When one of the two full regions becomes unavailable (partitioned off if you like the CAP terminology), the DSQL endpoint in that region becomes unavailable for both reads and writes. The endpoint in the other region (the one on the majority side) remains available, and continues to offer strong consistency, isolation, and multi-region durability. Applications can send their customers to the healthy region, and end customers can observe no unavailability.

Some statements of the CAP theorem make it sound like this is an impossible option, but that’s not true: there’s no theoretical or practical constraint on continuing to provide availability and strong consistency on the majority side of a network partition, as long as we don’t accept writes on the smaller side. I wrote a blog post about this a couple months back: Lets Consign CAP to the Cabinet of Curiosities.

Going back to the diagram, you’ll notice that one thing did need to move: the adjudicators that were in the disconnected region. Moving the adjudicator leader to the majority partition allows that partition to start making adjudication decisions. In the Aurora DSQL design, the adjudicator contains no durable or persistent state, so this move requires only recreating its small amount of transient state on the majority side. This side knows all committed transactions, and so knows everything it need to know to recreate the adjudicator state. Storage was already fully replicated, and so there was no need to move it.

This is another benefit of the choice of OCC. In a pessimistic locking design, if lock state is lost there’s no choice but to abort all ongoing transactions. In our OCC-based design, the adjudicators state doesn’t depend on ongoing transactions at all, and can be reconstructed only from the set of committed transactions. The adjudicators don’t even know about the running transactions, and will never come to learn about read-only transactions at all.

Taking advantage of these properties

We’ve covered what happens inside DSQL’s architecture. Next, let’s consider what that means for patterns of building multi-region applications on DSQL. First, I think that active-active architectures are the best choice for many multi-region application architectures.
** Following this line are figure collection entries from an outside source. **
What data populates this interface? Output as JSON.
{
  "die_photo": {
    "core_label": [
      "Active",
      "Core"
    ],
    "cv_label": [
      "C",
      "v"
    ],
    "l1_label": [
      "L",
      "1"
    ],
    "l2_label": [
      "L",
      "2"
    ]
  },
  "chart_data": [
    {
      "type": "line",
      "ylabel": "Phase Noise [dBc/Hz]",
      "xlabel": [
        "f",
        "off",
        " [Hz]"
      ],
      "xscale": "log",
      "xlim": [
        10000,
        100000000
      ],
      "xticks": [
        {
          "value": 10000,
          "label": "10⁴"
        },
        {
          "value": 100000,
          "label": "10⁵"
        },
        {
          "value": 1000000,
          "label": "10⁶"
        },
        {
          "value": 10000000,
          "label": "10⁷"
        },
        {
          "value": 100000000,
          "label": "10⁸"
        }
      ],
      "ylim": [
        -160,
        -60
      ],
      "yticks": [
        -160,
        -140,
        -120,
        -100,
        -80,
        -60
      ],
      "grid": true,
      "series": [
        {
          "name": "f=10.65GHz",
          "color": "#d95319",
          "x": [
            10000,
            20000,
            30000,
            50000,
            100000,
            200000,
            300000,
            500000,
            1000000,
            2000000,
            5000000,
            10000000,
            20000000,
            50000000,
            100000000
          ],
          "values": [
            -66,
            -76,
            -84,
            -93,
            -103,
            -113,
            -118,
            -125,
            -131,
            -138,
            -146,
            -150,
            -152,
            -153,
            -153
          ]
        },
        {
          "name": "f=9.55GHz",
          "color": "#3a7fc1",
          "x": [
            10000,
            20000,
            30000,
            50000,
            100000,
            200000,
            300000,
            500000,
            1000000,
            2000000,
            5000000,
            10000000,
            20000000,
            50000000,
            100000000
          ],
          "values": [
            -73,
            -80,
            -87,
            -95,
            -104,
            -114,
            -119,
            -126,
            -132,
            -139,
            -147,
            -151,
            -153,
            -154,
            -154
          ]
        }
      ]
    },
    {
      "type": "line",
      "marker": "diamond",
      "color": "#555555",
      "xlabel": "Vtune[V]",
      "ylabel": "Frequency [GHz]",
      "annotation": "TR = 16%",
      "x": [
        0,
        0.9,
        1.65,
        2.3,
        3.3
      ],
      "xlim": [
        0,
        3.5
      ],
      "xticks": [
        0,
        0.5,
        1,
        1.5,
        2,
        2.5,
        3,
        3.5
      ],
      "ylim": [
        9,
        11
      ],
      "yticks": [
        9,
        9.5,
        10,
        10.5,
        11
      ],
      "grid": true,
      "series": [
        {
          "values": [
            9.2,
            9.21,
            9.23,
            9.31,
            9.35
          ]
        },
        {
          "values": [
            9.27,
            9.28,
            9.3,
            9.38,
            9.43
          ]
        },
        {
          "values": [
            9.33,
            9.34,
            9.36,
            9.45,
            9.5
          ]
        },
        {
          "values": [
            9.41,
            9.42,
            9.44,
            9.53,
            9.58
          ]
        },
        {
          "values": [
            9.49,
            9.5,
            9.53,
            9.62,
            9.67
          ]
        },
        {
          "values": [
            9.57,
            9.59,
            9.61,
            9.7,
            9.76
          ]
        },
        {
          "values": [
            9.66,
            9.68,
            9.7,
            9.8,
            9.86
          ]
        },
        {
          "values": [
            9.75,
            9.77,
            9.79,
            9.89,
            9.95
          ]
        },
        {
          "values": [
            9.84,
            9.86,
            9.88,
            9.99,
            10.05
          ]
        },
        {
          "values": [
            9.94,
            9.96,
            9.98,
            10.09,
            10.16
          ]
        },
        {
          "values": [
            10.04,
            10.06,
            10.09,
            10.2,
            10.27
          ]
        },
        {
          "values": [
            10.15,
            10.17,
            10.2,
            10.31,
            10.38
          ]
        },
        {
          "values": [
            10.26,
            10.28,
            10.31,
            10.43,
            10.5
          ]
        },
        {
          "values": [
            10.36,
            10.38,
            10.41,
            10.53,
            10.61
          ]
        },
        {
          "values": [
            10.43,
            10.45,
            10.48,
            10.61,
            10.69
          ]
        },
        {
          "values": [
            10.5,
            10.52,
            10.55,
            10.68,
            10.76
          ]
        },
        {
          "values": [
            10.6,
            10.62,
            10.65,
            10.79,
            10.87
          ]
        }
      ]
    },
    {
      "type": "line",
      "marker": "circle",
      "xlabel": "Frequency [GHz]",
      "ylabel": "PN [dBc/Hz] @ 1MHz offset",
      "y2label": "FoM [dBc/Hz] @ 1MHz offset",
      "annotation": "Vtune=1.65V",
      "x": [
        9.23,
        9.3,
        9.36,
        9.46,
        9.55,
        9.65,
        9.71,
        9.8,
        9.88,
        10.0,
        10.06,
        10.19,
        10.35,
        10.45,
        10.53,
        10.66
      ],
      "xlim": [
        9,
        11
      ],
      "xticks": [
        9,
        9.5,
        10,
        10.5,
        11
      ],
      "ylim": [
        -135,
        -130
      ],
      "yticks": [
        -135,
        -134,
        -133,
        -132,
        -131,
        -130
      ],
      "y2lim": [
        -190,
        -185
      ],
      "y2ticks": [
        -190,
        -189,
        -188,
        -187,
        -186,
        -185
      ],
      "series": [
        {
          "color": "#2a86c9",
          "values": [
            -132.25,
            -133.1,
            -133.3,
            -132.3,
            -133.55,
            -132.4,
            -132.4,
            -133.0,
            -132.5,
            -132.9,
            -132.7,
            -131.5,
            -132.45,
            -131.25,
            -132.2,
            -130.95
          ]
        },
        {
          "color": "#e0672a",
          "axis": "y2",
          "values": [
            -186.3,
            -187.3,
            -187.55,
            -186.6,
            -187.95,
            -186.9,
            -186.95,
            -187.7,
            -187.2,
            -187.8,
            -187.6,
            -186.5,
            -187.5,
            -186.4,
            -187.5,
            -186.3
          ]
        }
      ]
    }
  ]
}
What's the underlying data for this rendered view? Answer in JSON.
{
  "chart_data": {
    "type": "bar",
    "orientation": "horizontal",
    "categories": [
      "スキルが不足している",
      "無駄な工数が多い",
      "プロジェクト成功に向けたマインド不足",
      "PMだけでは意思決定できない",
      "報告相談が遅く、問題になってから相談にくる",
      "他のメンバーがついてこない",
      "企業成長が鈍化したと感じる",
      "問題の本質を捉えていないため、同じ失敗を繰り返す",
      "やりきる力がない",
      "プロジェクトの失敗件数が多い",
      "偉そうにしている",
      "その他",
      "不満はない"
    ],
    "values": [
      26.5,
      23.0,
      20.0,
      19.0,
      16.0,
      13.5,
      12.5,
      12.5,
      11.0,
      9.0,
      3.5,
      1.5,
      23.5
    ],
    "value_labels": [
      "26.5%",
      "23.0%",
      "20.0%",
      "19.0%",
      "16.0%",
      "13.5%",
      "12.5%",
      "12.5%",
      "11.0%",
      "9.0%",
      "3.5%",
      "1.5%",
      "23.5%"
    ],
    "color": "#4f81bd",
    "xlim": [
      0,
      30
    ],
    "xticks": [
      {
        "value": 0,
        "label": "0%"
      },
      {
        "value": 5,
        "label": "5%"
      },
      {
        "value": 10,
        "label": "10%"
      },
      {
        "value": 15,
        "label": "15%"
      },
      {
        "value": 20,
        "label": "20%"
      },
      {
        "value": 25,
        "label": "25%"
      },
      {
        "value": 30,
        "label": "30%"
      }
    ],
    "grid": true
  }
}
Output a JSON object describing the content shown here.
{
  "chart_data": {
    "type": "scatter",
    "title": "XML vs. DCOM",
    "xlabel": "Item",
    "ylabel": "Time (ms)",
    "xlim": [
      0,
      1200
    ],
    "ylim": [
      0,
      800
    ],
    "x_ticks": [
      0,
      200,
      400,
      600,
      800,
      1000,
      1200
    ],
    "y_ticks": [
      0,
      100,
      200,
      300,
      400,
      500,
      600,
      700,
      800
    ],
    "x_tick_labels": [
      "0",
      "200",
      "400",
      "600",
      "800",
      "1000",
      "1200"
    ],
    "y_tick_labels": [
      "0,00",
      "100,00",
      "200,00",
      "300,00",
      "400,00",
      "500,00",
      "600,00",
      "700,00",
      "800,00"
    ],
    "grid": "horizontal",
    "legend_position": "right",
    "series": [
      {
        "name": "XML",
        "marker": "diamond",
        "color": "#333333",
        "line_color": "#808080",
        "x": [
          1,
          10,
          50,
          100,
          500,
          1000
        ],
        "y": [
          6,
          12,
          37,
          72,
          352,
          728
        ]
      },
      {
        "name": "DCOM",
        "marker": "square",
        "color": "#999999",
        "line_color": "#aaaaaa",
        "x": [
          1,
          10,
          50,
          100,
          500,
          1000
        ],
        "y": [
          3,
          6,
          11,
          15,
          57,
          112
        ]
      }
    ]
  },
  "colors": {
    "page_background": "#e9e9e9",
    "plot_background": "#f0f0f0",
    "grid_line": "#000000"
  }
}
This simply means that both sides are actively taking customer traffic at all times (except during failures, when you move everybody over to one side). I think this for a few reasons:

Here’s what that looks like:

Here, we’ve built out an application architecture here across multiple AZs in each region, used the local DSQL endpoint in each region, and routed customers to the right region using latency-based DNS routing. Taking advantage of an active-active distributed database means that many applications don’t even need to know they’re running across multiple regions - and don’t need to be modified to handle failover, switchover, and other tasks. Re-routing traffic at the front door, and handing hard problems like replication and consistency over to Aurora DSQL, greatly simplifies this architecture.

Footnotes

  1. For now. Keep an eye out for more configuration and features in this space.
  2. Check out Jacob’s AWS Builder’s Library article on Avoiding fallback in distributed systems for why fallbacks and fail-over are good to avoid in high-reliability systems.
  3. Because replication in the happy case is a 2-of-3 quorum protocol across 3 regions, but if one fails it becomes a 2-of-2 protocol. Quorum protocols are great for latency, and going to 2-of-2 means that we can’t avoid waiting for the longest link in the system.